政次 ABM、とくにエンタープライズセールスにおいて、評価指標は永遠の課題ですよね。お客さまが数年かけて検討されるなかで、さまざまなイベントに参加したり、営業と面談をしたりと複数の接点を持ちます。いったいどの施策が寄与したのかも含めて評価を考えると、難しさを感じます。

いっぽうで、MQLをKPIにすることが難しいケースもあります。とくに、営業の役員、管理職層にとっては、「MQLが100個あって営業は嬉しいの?」と受け止めかねません。

飯島 私たちの場合は、営業と築き上げてきた信頼関係があります。たとえば、「マーケティング基点で案件創出額が200億円あります」と言うと、営業はそれが自分達の売上に貢献していることを認識できるんです。

ですから、KPIをMQLにしても「マーケティング部がそういっているなら、間違いない」となる。

完璧でなくてもいいんです。マーケティングが、受注や売上にどれだけ貢献しているのかを見える化すると、信頼関係はつくれます

政次 今後、NECソリューションイノベータのマーケティングは、どのような展望を描いていますか。

飯島 これまでは、マーケティングをデマンドセンターと呼んでいましたが、市場進出を意味するGTM(Go-to-Market)グループという名前に変えました。

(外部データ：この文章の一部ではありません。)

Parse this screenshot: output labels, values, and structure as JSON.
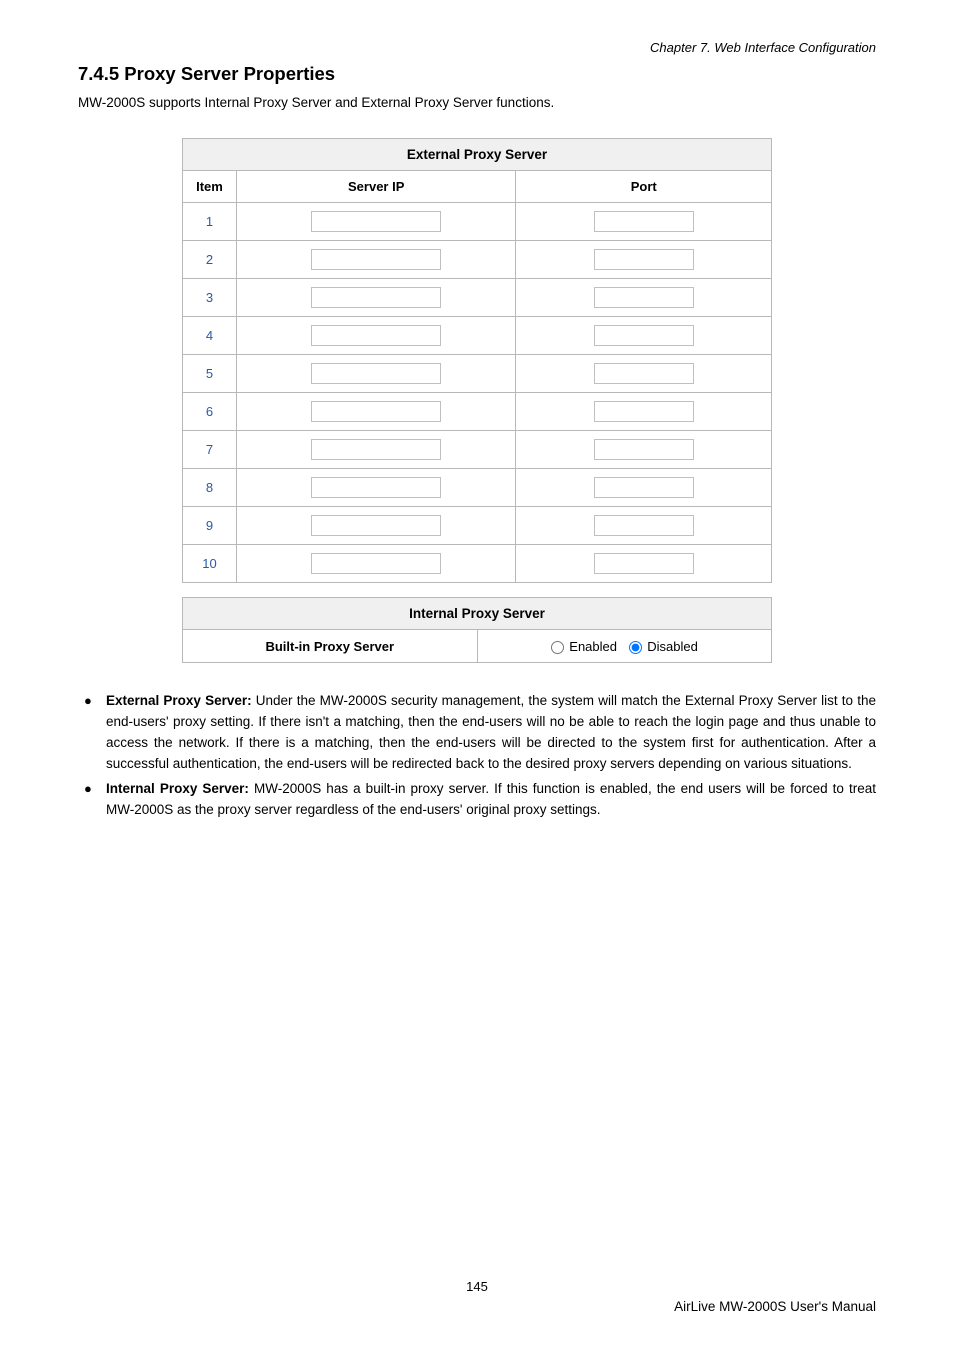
{
  "header": {
    "chapter": "Chapter 7.   Web Interface Configuration"
  },
  "section": {
    "title": "7.4.5  Proxy Server Properties",
    "intro": "MW-2000S supports Internal Proxy Server and External Proxy Server functions."
  },
  "ext_table": {
    "title": "External Proxy Server",
    "col_item": "Item",
    "col_ip": "Server IP",
    "col_port": "Port",
    "rows": [
      {
        "n": "1",
        "ip": "",
        "port": ""
      },
      {
        "n": "2",
        "ip": "",
        "port": ""
      },
      {
        "n": "3",
        "ip": "",
        "port": ""
      },
      {
        "n": "4",
        "ip": "",
        "port": ""
      },
      {
        "n": "5",
        "ip": "",
        "port": ""
      },
      {
        "n": "6",
        "ip": "",
        "port": ""
      },
      {
        "n": "7",
        "ip": "",
        "port": ""
      },
      {
        "n": "8",
        "ip": "",
        "port": ""
      },
      {
        "n": "9",
        "ip": "",
        "port": ""
      },
      {
        "n": "10",
        "ip": "",
        "port": ""
      }
    ]
  },
  "int_table": {
    "title": "Internal Proxy Server",
    "label": "Built-in Proxy Server",
    "enabled_label": "Enabled",
    "disabled_label": "Disabled",
    "selected": "disabled"
  },
  "bullets": {
    "b1_strong": "External Proxy Server:",
    "b1_text": " Under the MW-2000S security management, the system will match the External Proxy Server list to the end-users' proxy setting. If there isn't a matching, then the end-users will no be able to reach the login page and thus unable to access the network. If there is a matching, then the end-users will be directed to the system first for authentication. After a successful authentication, the end-users will be redirected back to the desired proxy servers depending on various situations.",
    "b2_strong": "Internal Proxy Server:",
    "b2_text": " MW-2000S has a built-in proxy server. If this function is enabled, the end users will be forced to treat MW-2000S as the proxy server regardless of the end-users' original proxy settings."
  },
  "footer": {
    "page": "145",
    "right": "AirLive  MW-2000S  User's  Manual"
  }
}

もう一段階高く上がろうという意味を込めています。

マーケティングから営業、カスタマーサクセスに至るまで一貫のプロセスをシームレスにしっかりと回し、成果を出していくチームへと昇華していきたいです。

才流のコンサルタントが解説

コンサルタント・政次

飯島さんがおっしゃる、「営業とマーケティングは同じ船に乗らないと沈没する」という表現、とても共感しました。

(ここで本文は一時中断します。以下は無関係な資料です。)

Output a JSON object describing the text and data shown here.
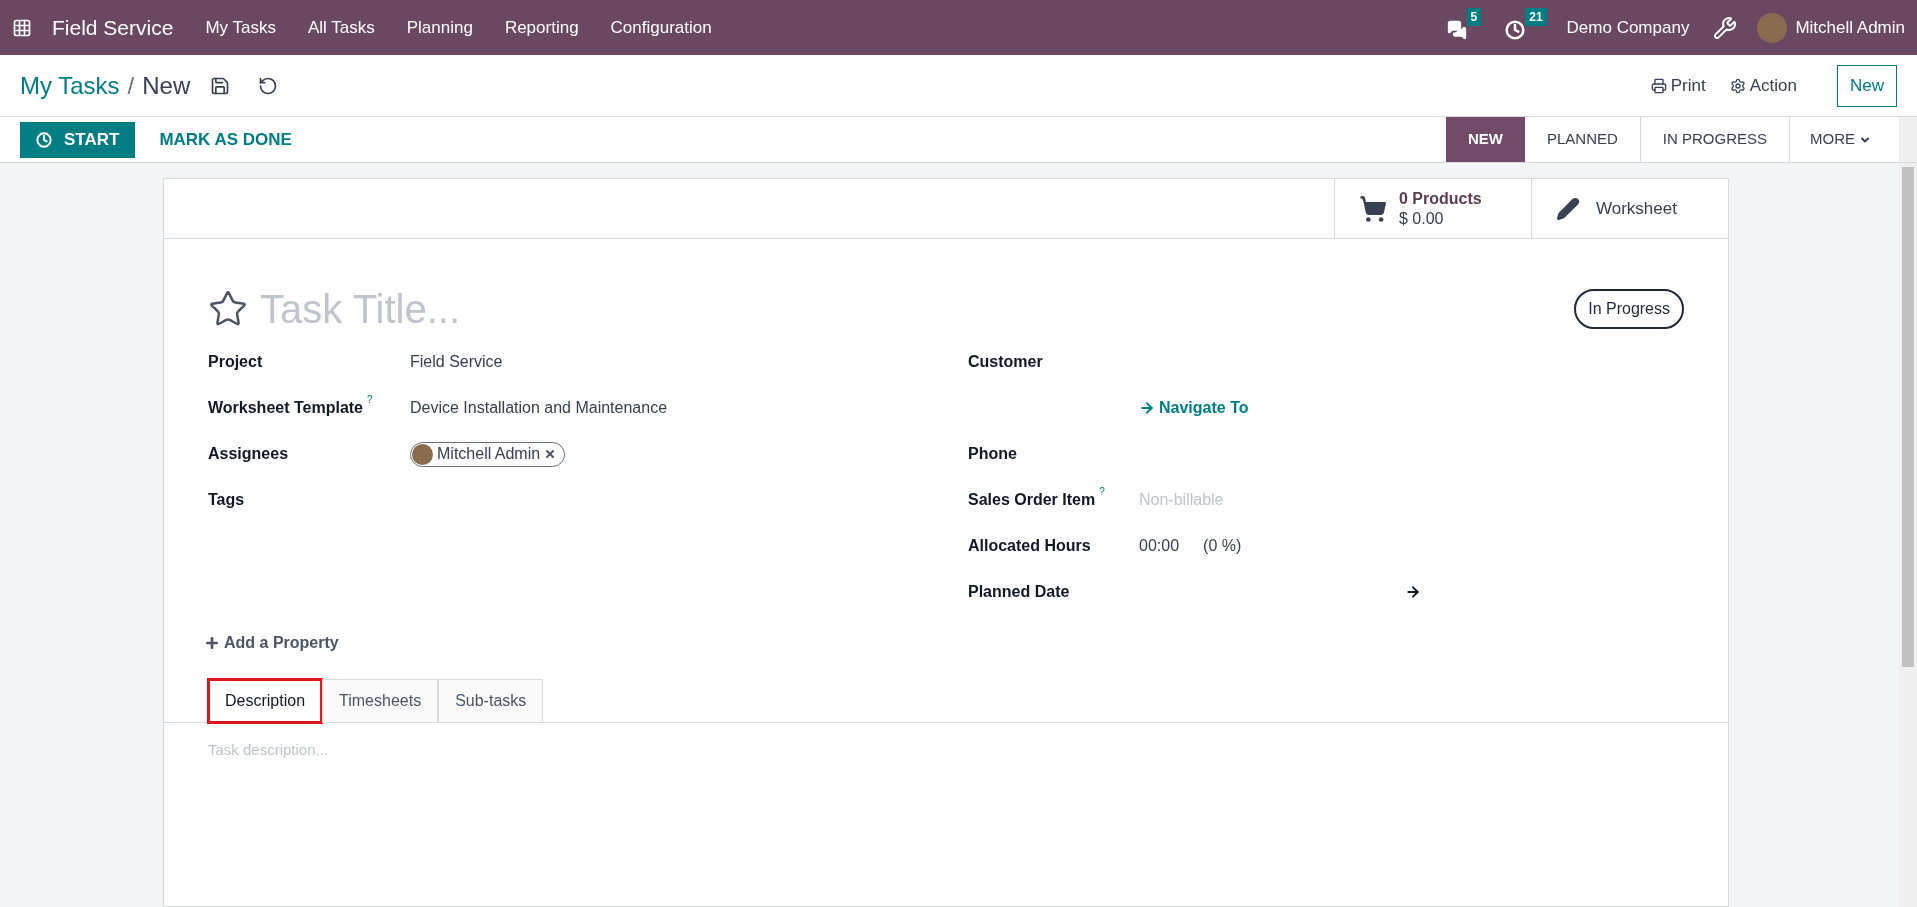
{
  "navbar": {
    "app_name": "Field Service",
    "menu": [
      "My Tasks",
      "All Tasks",
      "Planning",
      "Reporting",
      "Configuration"
    ],
    "messages_count": "5",
    "activities_count": "21",
    "company": "Demo Company",
    "user": "Mitchell Admin"
  },
  "control_panel": {
    "breadcrumb": "My Tasks",
    "separator": "/",
    "current": "New",
    "print": "Print",
    "action": "Action",
    "new_button": "New"
  },
  "status_bar": {
    "buttons": [
      {
        "label": "START",
        "kind": "primary"
      },
      {
        "label": "MARK AS DONE",
        "kind": "link"
      }
    ],
    "stages": [
      {
        "label": "NEW",
        "selected": true
      },
      {
        "label": "PLANNED",
        "selected": false
      },
      {
        "label": "IN PROGRESS",
        "selected": false
      }
    ],
    "more": "MORE"
  },
  "smart_buttons": [
    {
      "kind": "products",
      "title": "0 Products",
      "value": "$ 0.00"
    },
    {
      "kind": "worksheet",
      "title": "Worksheet"
    }
  ],
  "form": {
    "starred": false,
    "title_placeholder": "Task Title...",
    "state_badge": "In Progress",
    "left_fields": [
      {
        "label": "Project",
        "value": "Field Service",
        "kind": "text"
      },
      {
        "label": "Worksheet Template",
        "help": "?",
        "value": "Device Installation and Maintenance",
        "kind": "text"
      },
      {
        "label": "Assignees",
        "value": "Mitchell Admin",
        "kind": "tag"
      },
      {
        "label": "Tags",
        "kind": "text"
      }
    ],
    "right_fields": [
      {
        "label": "Customer",
        "kind": "text"
      },
      {
        "value": "Navigate To",
        "kind": "link"
      },
      {
        "label": "Phone",
        "kind": "text"
      },
      {
        "label": "Sales Order Item",
        "help": "?",
        "placeholder": "Non-billable",
        "kind": "placeholder"
      },
      {
        "label": "Allocated Hours",
        "value": "00:00",
        "extra": "(0 %)",
        "kind": "hours"
      },
      {
        "label": "Planned Date",
        "kind": "daterange"
      }
    ],
    "add_property": "Add a Property"
  },
  "tabs": [
    {
      "label": "Description",
      "selected": true,
      "highlighted": true
    },
    {
      "label": "Timesheets",
      "selected": false,
      "highlighted": false
    },
    {
      "label": "Sub-tasks",
      "selected": false,
      "highlighted": false
    }
  ],
  "description": {
    "placeholder": "Task description..."
  }
}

とくにABMは、マーケティングと営業の協力体制が大前提です。
とはいえ、部署間の壁は高く、なかなか思うようにいかないですよね。

政次 では、どうしたらよいのでしょうか。

飯島さんのお話を参考に、マーケティングサイドから取れるアクションをまとめました。

  • 営業部門で困っている人を見つけ、マーケティングの仕組みで支援する
  • 支援と周囲への成果の共有を何十回とくり返し、影響範囲を広げる
  • ベンダーコミュニティの活動やアワード獲得などで社外から評価を受ける機会をつくり、社内での存在感を高める
  • 営業と同じゴールを持ち、共同作業を行い、信頼関係をつくる

これらのアクションは、ステークホルダーの本当のニーズに応えようとする信念と、粘り強い実行力があってこそ成功します。飯島さんは、「マーケティングとはインテリジェンスが10%、残りの90%は血と汗と涙」ともおっしゃっていました。

そして、NECソリューションイノベータでは、経営層と現場の対話を大切にしていることも印象的です。経営層や管理職層の強いリーダーシップがあってこそ、ABMは推進すると実感しました。


※1 デマンドセンター:獲得したリードをナーチャリング、営業へトスアップし、案件へつなげるデマンドジェネレーションを行う機能、組織のこと

※2 MQL(エムキューエル):Marketing Qualified Leadの略。マーケティング活動によって得られた確度の高いリード(見込み顧客)のこと

※3 SQL(エスキューエル):Sales Qualified Leadsの略。MQLのなかからインサイドセールスや営業がフォローし、案件と認定されたリード(見込み顧客)のこと。案件の定義は、商談化や提案など企業によって異なる。

※4 SLA(サービスレベルアグリーメント):Service Level Agreementの略。「サービスを、このレベル、この範囲で提供します」と示す基準。ここでは、営業とマーケティングにおいて、リードの質や、MQL、SQLを受け取ったあとに何をするかを明確にすることを指す。